Choose the 'Manage SNPs' radio button. Press the 'Proceed' button.

Read the information and press the 'Proceed' button.

Choose an input file. Multiple files may be selected. File has to be a a valid PanGEA-SNP file. See specifications here.

Choose viewpoint of analysis. Should the analysis be done for each SNP-site separately or should SNP-sites mapping to the same reference sequence be grouped and analysed. The reference sequence centered (gene centered) analysis allows to estimate the number of reference sequences covered by the SNPs or the average number of SNP sites per reference sequence etc.

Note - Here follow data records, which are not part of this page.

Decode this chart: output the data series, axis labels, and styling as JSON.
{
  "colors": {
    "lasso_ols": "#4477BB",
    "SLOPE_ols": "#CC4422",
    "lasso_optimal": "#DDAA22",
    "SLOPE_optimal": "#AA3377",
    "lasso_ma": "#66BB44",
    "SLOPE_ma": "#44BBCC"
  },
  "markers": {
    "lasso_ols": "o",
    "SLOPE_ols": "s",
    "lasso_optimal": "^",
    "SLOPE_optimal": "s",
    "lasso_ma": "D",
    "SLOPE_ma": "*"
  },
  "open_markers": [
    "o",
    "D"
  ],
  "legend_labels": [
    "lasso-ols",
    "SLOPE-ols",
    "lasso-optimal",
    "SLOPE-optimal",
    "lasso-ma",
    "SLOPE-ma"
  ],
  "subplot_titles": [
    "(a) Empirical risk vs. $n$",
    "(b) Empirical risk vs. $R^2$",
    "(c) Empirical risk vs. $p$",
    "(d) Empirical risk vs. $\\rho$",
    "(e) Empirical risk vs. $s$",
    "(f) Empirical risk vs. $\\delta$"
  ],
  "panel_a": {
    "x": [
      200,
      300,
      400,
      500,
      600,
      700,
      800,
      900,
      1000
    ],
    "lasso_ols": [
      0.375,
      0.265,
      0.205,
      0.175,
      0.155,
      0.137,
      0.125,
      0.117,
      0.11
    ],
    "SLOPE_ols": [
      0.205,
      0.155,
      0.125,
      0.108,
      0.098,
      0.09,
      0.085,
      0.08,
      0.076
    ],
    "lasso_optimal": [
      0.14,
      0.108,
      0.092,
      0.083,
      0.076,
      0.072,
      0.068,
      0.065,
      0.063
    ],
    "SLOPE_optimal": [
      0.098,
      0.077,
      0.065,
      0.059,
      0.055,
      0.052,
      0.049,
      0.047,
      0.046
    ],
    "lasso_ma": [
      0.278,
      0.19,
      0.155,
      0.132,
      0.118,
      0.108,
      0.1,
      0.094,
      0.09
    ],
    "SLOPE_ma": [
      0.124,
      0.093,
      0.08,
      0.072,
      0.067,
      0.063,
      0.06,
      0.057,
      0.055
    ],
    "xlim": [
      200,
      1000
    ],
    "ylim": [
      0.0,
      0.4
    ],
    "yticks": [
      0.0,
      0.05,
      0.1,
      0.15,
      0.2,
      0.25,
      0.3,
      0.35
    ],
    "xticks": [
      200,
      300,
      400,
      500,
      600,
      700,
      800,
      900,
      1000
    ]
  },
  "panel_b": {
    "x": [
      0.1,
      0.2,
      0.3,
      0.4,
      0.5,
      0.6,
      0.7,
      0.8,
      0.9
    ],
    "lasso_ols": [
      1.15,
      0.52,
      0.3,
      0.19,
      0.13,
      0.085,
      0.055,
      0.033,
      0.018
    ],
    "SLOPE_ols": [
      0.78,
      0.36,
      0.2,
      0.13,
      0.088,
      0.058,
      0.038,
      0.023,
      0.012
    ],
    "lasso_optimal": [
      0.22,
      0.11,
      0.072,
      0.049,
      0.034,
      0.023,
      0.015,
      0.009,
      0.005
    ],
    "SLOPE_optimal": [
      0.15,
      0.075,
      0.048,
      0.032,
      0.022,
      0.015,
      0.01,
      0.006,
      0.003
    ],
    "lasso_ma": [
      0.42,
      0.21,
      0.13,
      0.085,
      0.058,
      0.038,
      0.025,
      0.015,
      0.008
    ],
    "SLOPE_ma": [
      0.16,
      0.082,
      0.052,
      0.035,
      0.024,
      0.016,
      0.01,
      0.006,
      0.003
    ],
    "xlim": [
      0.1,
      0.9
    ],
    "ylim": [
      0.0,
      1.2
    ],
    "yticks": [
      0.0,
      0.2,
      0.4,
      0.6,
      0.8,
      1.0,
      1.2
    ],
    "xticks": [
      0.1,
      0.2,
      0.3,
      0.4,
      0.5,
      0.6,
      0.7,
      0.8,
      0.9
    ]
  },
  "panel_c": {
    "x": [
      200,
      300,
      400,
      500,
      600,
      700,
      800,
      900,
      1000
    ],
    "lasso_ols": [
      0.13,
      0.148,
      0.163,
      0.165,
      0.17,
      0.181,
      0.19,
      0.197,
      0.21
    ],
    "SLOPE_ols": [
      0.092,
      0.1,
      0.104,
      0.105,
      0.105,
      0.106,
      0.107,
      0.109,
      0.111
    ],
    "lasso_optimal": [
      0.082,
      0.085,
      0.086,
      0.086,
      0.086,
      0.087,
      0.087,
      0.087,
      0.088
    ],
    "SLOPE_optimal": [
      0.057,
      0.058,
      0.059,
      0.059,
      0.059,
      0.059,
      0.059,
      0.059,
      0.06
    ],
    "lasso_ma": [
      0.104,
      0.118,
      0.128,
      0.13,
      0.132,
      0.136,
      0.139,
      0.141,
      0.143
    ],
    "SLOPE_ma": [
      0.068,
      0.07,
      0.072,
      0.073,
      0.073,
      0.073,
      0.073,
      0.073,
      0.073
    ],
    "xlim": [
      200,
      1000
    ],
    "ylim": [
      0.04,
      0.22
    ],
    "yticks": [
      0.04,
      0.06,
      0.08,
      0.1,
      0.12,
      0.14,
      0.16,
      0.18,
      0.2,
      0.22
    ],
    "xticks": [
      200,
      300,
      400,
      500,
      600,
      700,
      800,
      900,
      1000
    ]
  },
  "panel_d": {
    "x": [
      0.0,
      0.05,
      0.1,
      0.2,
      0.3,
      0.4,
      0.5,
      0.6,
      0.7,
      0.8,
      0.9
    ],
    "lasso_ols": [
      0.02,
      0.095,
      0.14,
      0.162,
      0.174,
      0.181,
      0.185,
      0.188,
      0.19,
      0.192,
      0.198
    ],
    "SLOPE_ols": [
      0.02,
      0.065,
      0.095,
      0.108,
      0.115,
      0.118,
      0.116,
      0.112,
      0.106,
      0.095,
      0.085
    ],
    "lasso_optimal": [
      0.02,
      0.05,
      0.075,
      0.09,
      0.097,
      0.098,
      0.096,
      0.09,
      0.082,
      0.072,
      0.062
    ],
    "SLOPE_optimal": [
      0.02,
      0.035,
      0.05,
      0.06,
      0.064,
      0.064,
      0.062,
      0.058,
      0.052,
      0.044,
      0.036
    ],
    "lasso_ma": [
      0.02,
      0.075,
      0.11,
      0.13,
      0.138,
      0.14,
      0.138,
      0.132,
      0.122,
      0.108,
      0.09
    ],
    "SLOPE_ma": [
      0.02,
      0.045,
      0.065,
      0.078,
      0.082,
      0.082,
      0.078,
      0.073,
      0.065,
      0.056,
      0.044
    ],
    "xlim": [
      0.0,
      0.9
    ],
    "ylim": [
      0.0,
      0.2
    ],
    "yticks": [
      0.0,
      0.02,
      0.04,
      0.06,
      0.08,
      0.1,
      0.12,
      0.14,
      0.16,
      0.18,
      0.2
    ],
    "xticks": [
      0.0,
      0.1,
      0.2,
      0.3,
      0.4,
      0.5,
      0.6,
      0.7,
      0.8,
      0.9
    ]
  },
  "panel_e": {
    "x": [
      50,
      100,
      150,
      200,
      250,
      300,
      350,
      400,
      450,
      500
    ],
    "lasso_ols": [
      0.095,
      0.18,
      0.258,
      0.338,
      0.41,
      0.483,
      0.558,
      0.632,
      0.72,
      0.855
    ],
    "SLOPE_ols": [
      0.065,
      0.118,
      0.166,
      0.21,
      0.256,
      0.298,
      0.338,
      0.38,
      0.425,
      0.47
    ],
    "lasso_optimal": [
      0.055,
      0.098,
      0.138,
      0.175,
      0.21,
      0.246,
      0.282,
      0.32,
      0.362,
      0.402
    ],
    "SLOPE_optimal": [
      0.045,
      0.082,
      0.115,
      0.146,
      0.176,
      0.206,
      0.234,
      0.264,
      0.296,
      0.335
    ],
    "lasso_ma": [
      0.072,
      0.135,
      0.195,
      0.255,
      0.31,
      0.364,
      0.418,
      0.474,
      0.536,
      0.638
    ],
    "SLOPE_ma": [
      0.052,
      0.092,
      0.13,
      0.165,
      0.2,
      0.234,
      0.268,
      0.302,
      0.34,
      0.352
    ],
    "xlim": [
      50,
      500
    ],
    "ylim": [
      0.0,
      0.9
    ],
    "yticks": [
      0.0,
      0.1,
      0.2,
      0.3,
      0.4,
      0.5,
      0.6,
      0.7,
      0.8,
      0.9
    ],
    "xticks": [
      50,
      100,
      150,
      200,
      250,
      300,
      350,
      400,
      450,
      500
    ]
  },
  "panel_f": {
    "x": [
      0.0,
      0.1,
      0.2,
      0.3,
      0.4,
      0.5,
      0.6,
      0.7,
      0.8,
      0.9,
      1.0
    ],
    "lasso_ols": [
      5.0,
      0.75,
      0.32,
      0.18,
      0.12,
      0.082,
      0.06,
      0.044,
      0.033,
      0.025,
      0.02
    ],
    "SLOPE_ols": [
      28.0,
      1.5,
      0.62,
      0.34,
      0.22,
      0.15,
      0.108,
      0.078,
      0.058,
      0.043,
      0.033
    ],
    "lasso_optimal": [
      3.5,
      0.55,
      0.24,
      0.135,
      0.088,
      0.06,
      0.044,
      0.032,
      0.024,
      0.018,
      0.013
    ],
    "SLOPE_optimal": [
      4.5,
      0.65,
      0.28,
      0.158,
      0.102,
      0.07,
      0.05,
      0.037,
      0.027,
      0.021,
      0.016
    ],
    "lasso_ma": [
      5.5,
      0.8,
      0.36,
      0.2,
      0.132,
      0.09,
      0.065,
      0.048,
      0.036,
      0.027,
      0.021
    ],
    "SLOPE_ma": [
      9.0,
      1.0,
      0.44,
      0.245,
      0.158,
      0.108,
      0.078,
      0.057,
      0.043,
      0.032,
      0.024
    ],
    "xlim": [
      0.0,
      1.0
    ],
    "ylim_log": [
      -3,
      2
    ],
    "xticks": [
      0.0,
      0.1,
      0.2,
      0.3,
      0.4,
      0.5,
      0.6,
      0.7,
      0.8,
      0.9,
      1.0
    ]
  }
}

Analyse your data interactively and flexibly. Observe the high SNP-bias for the active subset (15:2). Enter more restrictive qualtiy demand, type '3' into maximum number of low alignment quality tokens in SNP neighborhood. This features eliminates SNPs being close to a homopolymer when the 454 SNP-identification was used.

Observe the reduced SNP bias in the active subse (2:1) unfortunately the number of SNP-sites is also dramatically reduced. Press the back button.

Choose the gene centered analysis and press 'Proceed'

Analyse the SNPs flexibly and interactively from the perspecitive of the 'reference sequences' (gene IDs) . You can analyse how many ESTs map to a SNP-site or the number of SNP-sites mapping to a certain reference sequence etc.

Press the export button.

Press the Export entire subset button and save the active subset of your SNPs into a output file.